Review: Dead Shack (Fantasia 2017)

 

 

Filmmaker/Musician Peter Ricq, known for his work on the animated shows The League of Super Evil as well as Freaktown where he worked with fellow filmmaker/writers Phil Ivanusic-Vallee and Davila LeBLanc, now tries his hand at live-action horror fare for his first feature, Dead Shack. Aimed at mixing dark comedy with big horror themes, the film shares its festival run with the prestigious Fantasia International Film Festival.

Taking a relaxing trip to the woods, a young kid joining his best friends’ family on a camping vacation in the wilderness finds their next-door neighbor is keeping a cannibalistic secret with her and must find a way to force their parents to believe them in order to get away alive.

 

 

For the most part, this here wasn’t all that bad of an effort. One of the more impressive elements here is the rather fun action that pops up, as this delivers some rather fun and enjoyable action scenes that come off quite nicely. Giving this one some solid gore from the unique and novel methods of dealing with the zombified creatures, these scenes make this one highly interesting as well as providing this one with plenty of solid, genuine laughs that come from the solid cast. They give this one a lot of it’s warmth and charm, which is what makes this one the overall appeal by having a lot to like overall by having the friendly banter between everyone and going for the joke is what causes this to be as funny as it is. There’s a few pacing issues to be had and the low-budget nature of the shoot does crop up at times where the darkness creeps in a little too much to make the film hard to make out what’s happening, but overall there’s still plenty to enjoy here.

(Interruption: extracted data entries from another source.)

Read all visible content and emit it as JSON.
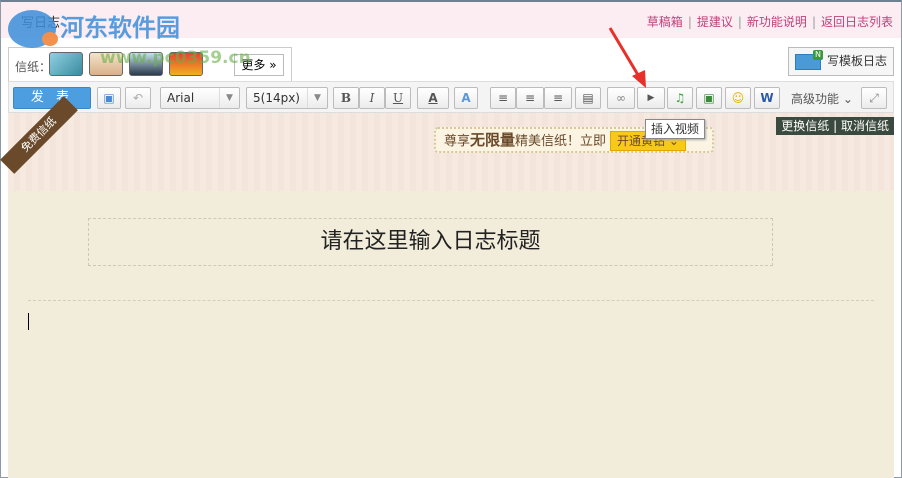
{
  "header": {
    "title": "写日志",
    "links": [
      "草稿箱",
      "提建议",
      "新功能说明",
      "返回日志列表"
    ]
  },
  "watermark": {
    "text": "河东软件园",
    "url": "www.pc0359.cn"
  },
  "paper_bar": {
    "label": "信纸：",
    "more": "更多 »"
  },
  "template_button": {
    "label": "写模板日志",
    "badge": "N"
  },
  "toolbar": {
    "publish": "发 表",
    "font": "Arial",
    "size": "5(14px)",
    "bold": "B",
    "italic": "I",
    "underline": "U",
    "color": "A",
    "advanced": "高级功能 ⌄"
  },
  "tooltip": "插入视频",
  "promo": {
    "prefix": "尊享",
    "bold": "无限量",
    "suffix": "精美信纸！立即",
    "vip": "开通黄钻 ⌄"
  },
  "ribbon": "免费信纸",
  "paper_actions": {
    "change": "更换信纸",
    "sep": "|",
    "cancel": "取消信纸"
  },
  "editor": {
    "title_placeholder": "请在这里输入日志标题"
  }
}
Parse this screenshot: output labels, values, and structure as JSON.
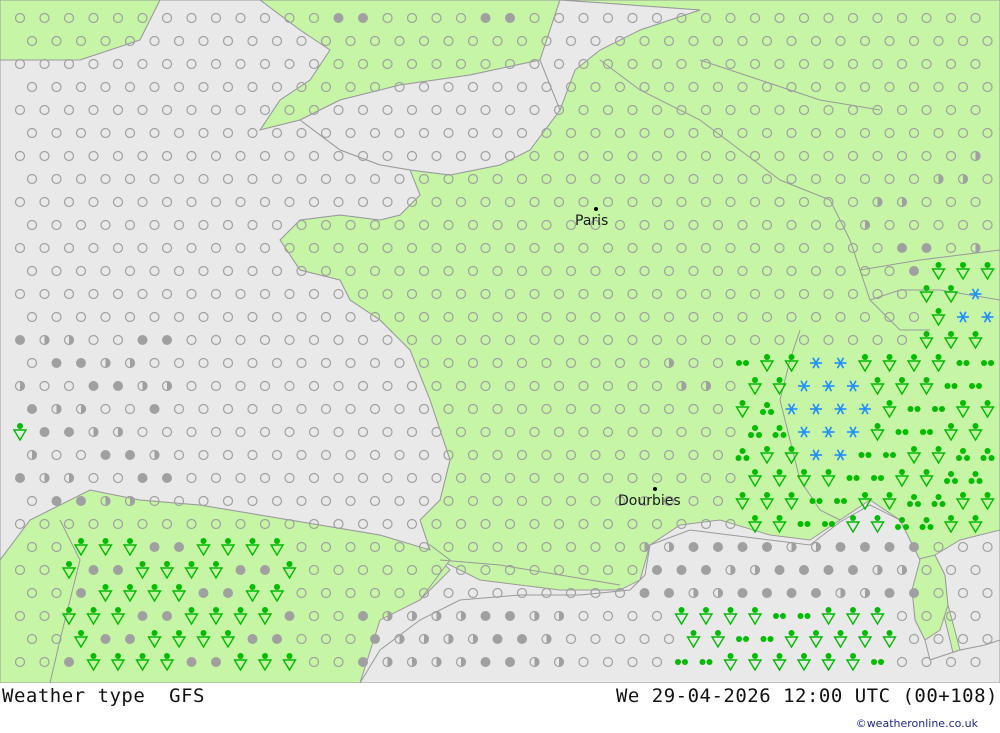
{
  "title": {
    "left": "Weather type  GFS",
    "right": "We 29-04-2026 12:00 UTC (00+108)"
  },
  "credit": "©weatheronline.co.uk",
  "cities": [
    {
      "name": "Paris"
    },
    {
      "name": "Dourbies"
    }
  ],
  "colors": {
    "sea": "#e9e9e9",
    "land": "#c6f5a6",
    "border": "#9a9a9a",
    "dry_symbol": "#a0a0a0",
    "rain_symbol": "#00bb00",
    "snow_symbol": "#1e90ff"
  },
  "legend_symbols": [
    "open-circle-icon",
    "half-circle-icon",
    "filled-circle-icon",
    "shower-icon",
    "rain-dots-icon",
    "snow-icon"
  ]
}
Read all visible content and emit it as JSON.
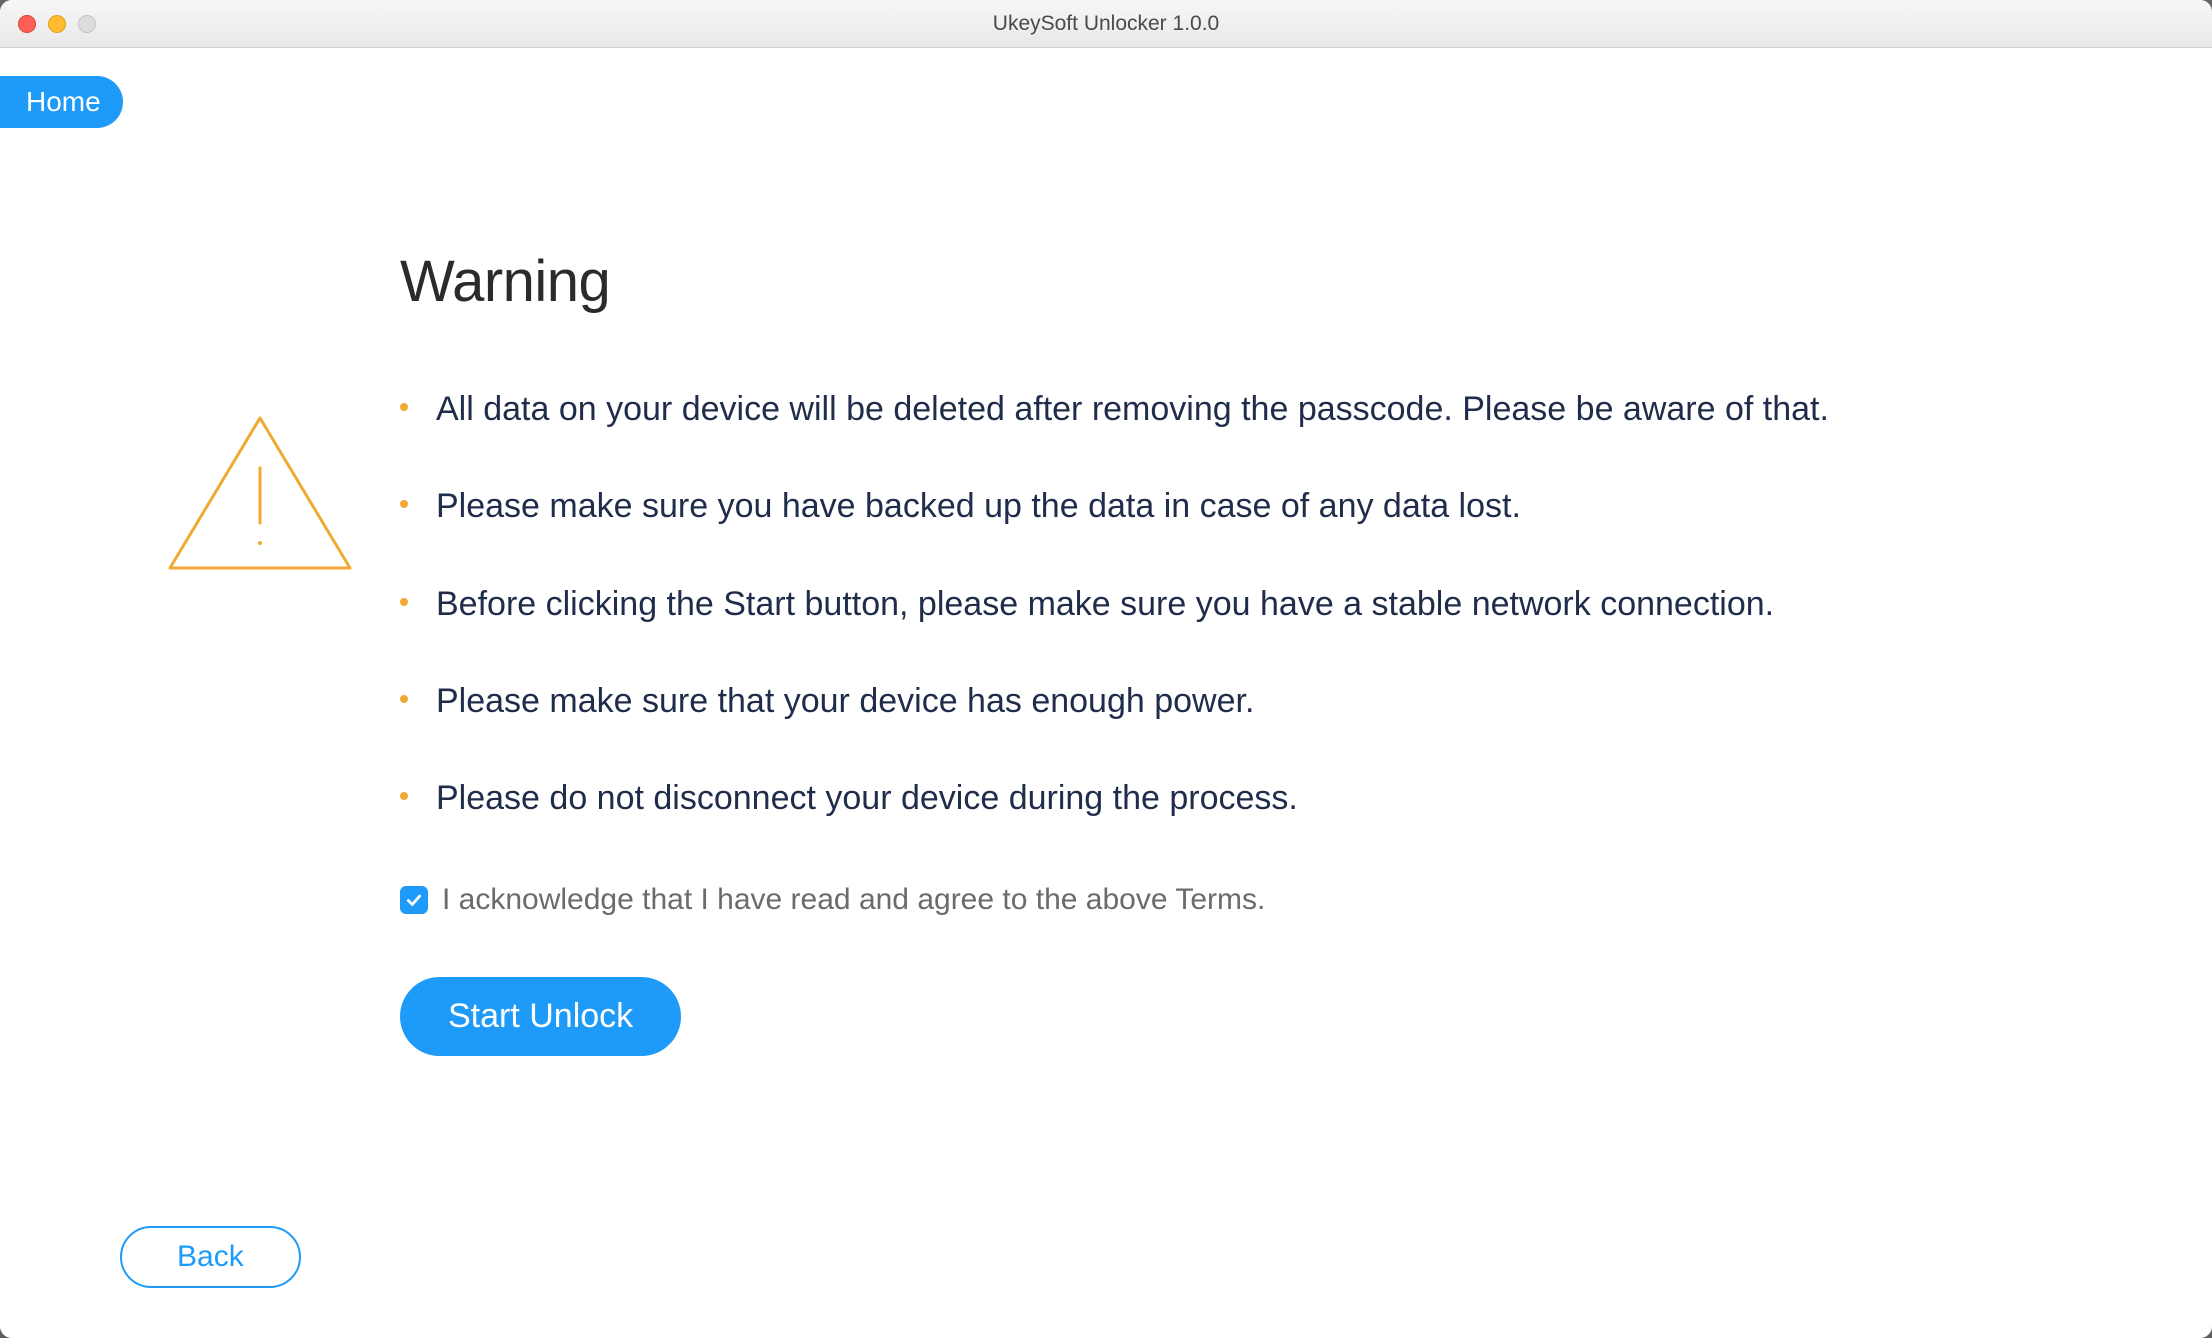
{
  "window": {
    "title": "UkeySoft Unlocker 1.0.0"
  },
  "nav": {
    "home_label": "Home",
    "back_label": "Back"
  },
  "warning": {
    "heading": "Warning",
    "bullets": [
      "All data on your device will be deleted after removing the passcode. Please be aware of that.",
      "Please make sure you have backed up the data in case of any data lost.",
      "Before clicking the Start button, please make sure you have a stable network connection.",
      "Please make sure that your device has enough power.",
      "Please do not disconnect your device during the process."
    ],
    "acknowledge_label": "I acknowledge that I have read and agree to the above Terms.",
    "acknowledge_checked": true,
    "start_button_label": "Start Unlock"
  },
  "colors": {
    "accent": "#1e9bf8",
    "bullet": "#f2a934",
    "body_text": "#1f2d4a"
  }
}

You can catch the film’s premiere screening at the Fantasia Festival July 22, 2017

4/5 Zombie Heads

 

 

Interview: Peter Ricq (Dead Shack, Fantasia 2017)

The Don interviews the director of Dead Shack, Peter Ricq.

 

 

DA: Hello, and thank you for taking the time to talk to us. What can you tell us about your new film Dead Shack?

PR: Dead Shack is a Horror film with a lot of comedy moments in the vein of Evil Dead 2, An American Werewolf in London, Reanimator and Fright Night.

DA: Where did the inspiration for the film come from? Where there any unique stories about it’s conception?

PR: I was trying to develop these 80 million dollar movies for many years and knew that it was never going to happen. After watching the Fright Night remake in theatres, it reminded me how much fun those types of movies were and how they affected me as a child. I remembered how many small horror films were some of my favourite films of all time and that I’ve watched them over and over again growing up. I went home and wrote the outline to Dead Shack in three days, did nothing else and wrote it knowing that I wanted very little locations and few characters like Evil Dead 2.

DA: How did you come to be attached to the project? Was this something you always wanted to do or were you brought on board later on?

PR: Quite the opposite, I was the one trying to get people attached to the project. It was never easy. Each step was a battle, no one wanted to be involved and so I worked harder to prove to people that that is something worth making.

DA: Coming from a heavy background in animated fare, was it a big step going to a live-action feature?

PR: I started doing live action music videos since 2007 for my bands HUMANS, Gang Signs and Ladyfrnd. The goal was always to learn on these music videos so that one day I could make the jump to a feature live action film.

DA: Did having your partners from the animated series involved in this film make for a smooth transition?

PR: Phil and Dav are my creative partners. We work on almost everything together and trust one another so it was always the plan to have them work on Dead Shack with me. It’s easy because we’ve done so many projects together since we met in university.

DA: Being a live-action film, did you come across any unexpected hardships while shooting the movie?

PR: Yeah, the cold was horrible. That was probably the worst, also the rain and mud where all the cars got stuck oh and then the snow.

DA: Were there any fun on-set stories about the filming that were especially memorable?

PR: There’s a lot of shots in the film where people had to step in as the kids because we couldn’t have them on set anymore. It was fun to have everyone play the kids at one point or another and in the end, you can’t even tell in the film.

DA: Now that the film is coming to film festivals, what’s the expected timeframe that others will be able to see this?

PR: I think it’ll be around Halloween but don’t quote me on that.

DA:. Lastly, do you have any upcoming projects that you would like to share with our readers?

PR: Yeah, lots. HUMANS is releasing new videos and music leading up to a new album next year and so is Gang Signs. I’m finishing the sequel to Once Our Land. We are turning Once Our Land into a feature animated film. I am finishing a script to a Vampire Movie similar to Dead Shack. Phil, Dav and I are working on several other horror films one that is a hybrid between dazed and confused and The Thing. So yeah, lots to come!